Kiftsgate Court: The Garden Where England’s Largest Rose Grows

Kiftsgate Court: The Garden Where England’s Largest Rose Grows

If there ever appears a museum of 20th-century gardening, Kiftsgate Court will become one of its finest “exhibits.” This garden embodies the fate of three of its creators, three generations of an English family.

In the secluded White Garden, the rose ‘Heather Muir’ blooms every year, in memory of the woman who established Kiftsgate Court. Her daughter, Daphne Binnie, and granddaughter, Anne Chambers, continued the work of their mother and grandmother.

– Mr. Chambers, Kiftsgate Court is a great example of how even on a site with significant elevation changes, a beautiful garden can be created.

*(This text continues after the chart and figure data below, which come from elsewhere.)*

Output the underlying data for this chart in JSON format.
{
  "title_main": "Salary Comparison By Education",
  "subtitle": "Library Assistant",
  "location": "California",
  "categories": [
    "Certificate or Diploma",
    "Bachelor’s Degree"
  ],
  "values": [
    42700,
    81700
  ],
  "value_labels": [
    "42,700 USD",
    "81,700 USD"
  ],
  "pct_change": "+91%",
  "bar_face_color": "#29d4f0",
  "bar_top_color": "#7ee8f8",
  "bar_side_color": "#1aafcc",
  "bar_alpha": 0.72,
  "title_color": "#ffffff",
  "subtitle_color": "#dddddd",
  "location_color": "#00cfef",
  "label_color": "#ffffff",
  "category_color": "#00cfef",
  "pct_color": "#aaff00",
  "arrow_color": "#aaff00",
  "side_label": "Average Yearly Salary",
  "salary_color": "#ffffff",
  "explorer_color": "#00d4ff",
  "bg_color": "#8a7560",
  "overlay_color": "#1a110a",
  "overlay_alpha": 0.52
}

– Indeed, the layout of our garden had to take into account the geographical features of this area as we are situated on the border of a sharp relief change in the Cotswolds. We couldn’t create long, extensive vistas like many other gardens because the steep slope would quickly undermine all our efforts. However, every disadvantage holds an advantage. Our garden is divided into two levels.

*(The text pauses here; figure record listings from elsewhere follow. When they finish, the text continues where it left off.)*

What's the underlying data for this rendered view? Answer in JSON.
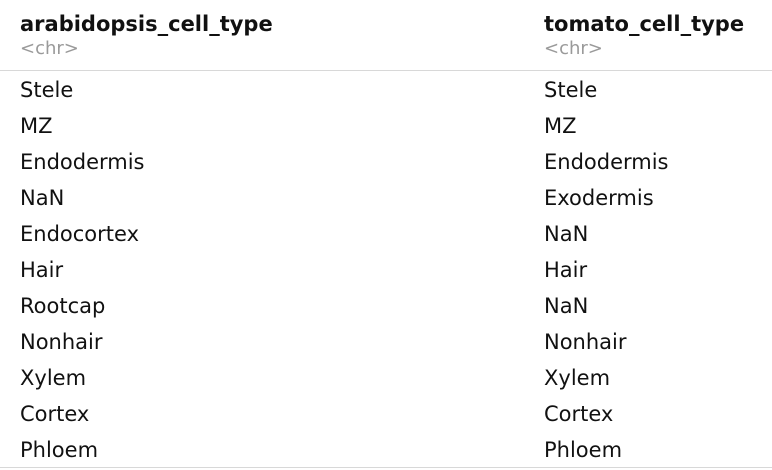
{
  "table": {
    "columns": [
      {
        "name": "arabidopsis_cell_type",
        "type": "<chr>"
      },
      {
        "name": "tomato_cell_type",
        "type": "<chr>"
      }
    ],
    "rows": [
      [
        "Stele",
        "Stele"
      ],
      [
        "MZ",
        "MZ"
      ],
      [
        "Endodermis",
        "Endodermis"
      ],
      [
        "NaN",
        "Exodermis"
      ],
      [
        "Endocortex",
        "NaN"
      ],
      [
        "Hair",
        "Hair"
      ],
      [
        "Rootcap",
        "NaN"
      ],
      [
        "Nonhair",
        "Nonhair"
      ],
      [
        "Xylem",
        "Xylem"
      ],
      [
        "Cortex",
        "Cortex"
      ],
      [
        "Phloem",
        "Phloem"
      ]
    ]
  }
}
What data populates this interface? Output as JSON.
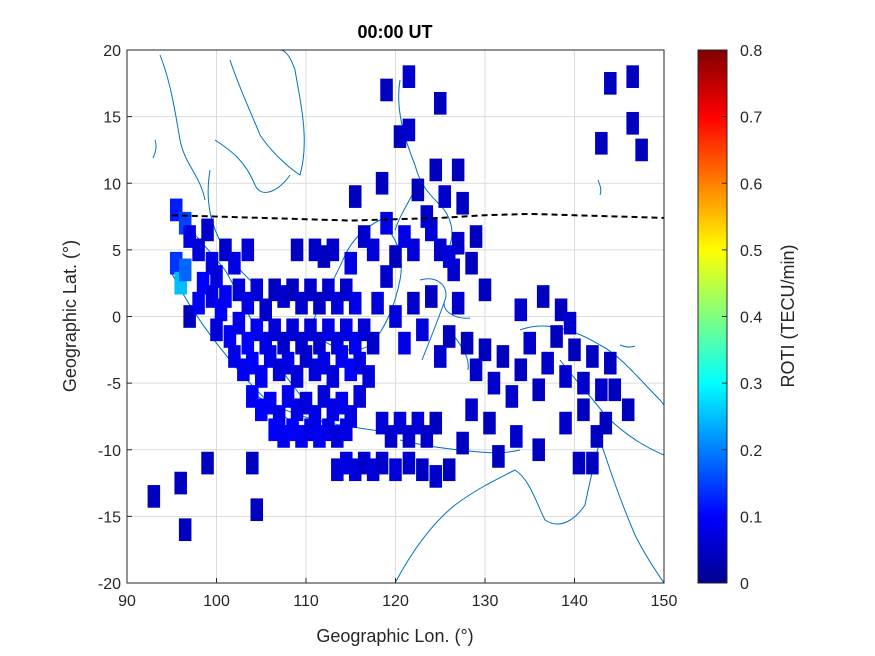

– Your garden encompasses both traditional English flower borders and modern design solutions. Its age is not easily discernible…

– The house itself was built around 1880. The garden, however, was established approximately 40 years later by my wife’s grandmother, Heather Muir, a year after she and her husband purchased Kiftsgate Court. The upper part of the garden was developed at that time. Johnny Johnson, the creator of the famous Hidcote Manor nearby, helped Heather with valuable advice and support.

In the 1930s, the slopes were strengthened and terraced. The lower garden and the semi-circular swimming pool at the bottom were created in the late 1950s to early 1960s when the garden came under the management of my wife’s mother, Daphne Binnie. She continued to care for it, filling the lower terraces with plantings and redesigning the White Garden at the top.

We moved here in the 1980s. We didn’t have the opportunity to study gardening professionally; knowledge was passed down “from hand to hand” in our family. We learned through trial and error. Each generation brings something unique to the garden.

And in the upper garden, we transformed the old tennis court into a modern, quite minimalist garden. So, the story continues…

– I suppose you and your wife designed and created this austere water garden specifically for yourselves?

– Kiftsgate Court is a traditional flower garden that requires constant care, and it’s very challenging to find time to simply stroll and enjoy it fully. You always notice what needs to be done: weeding, pruning foliage. Something may deviate from the color scheme, while other plants may grow excessively large.

With our new water garden, there are no flowers at all. We approached its creation from a design perspective. Now, in place of the old tennis court, there’s a serene and secluded garden where we can truly sit and meditate.

– Your garden is full of surprises. Upon entering the rose garden, I immediately noticed the enormous vine entwining the trees. What is it?

– That’s the largest rose in Britain. Heather Muir bought it from a local breeder as a musk rose. The seedling was planted in the rose garden in 1930. During the Second World War, the garden was hardly maintained, and naturally, the roses were not pruned. During that time, my grandmother-in-law’s “musk” acquisition grew considerably.

Thus, it became one of the most famous roses in the country and our biggest mistake. This rose blooms for 15-20 days in early July, but for the other 48 weeks of the year, it’s a nightmare: highly thorny, vigorous, and remarkably aggressive.

So, if you’re interested in the rose garden, come visit us at the end of June for the blooming of the antique roses and in early July to admire ‘Kiftsgate.’ I wouldn’t advise you to plant it in your garden. We can barely control the appetites of this monster with annual severe pruning.

– Do you take care of the garden yourselves, or do you have helpers?

We have two permanent gardeners, and one more joins them during the summer. But we ourselves spend a significant amount of time in the garden. Additionally, we have a nursery where we propagate rare and unusual plants from our garden for sale.

– Aren’t the warm-weather-loving exotics affected by the cold in winter?

The upper part of the garden was originally enclosed by living hedges to provide wind protection – it’s quite windy at the top of our hill. In fact, freezing winds cause much more damage to the garden than low winter temperatures.

– Have you visited Russia?

I used to fly to Moscow frequently for work in the mid-1980s. Your capital seemed very gray and dismal to me back then. But now, it’s a completely different story!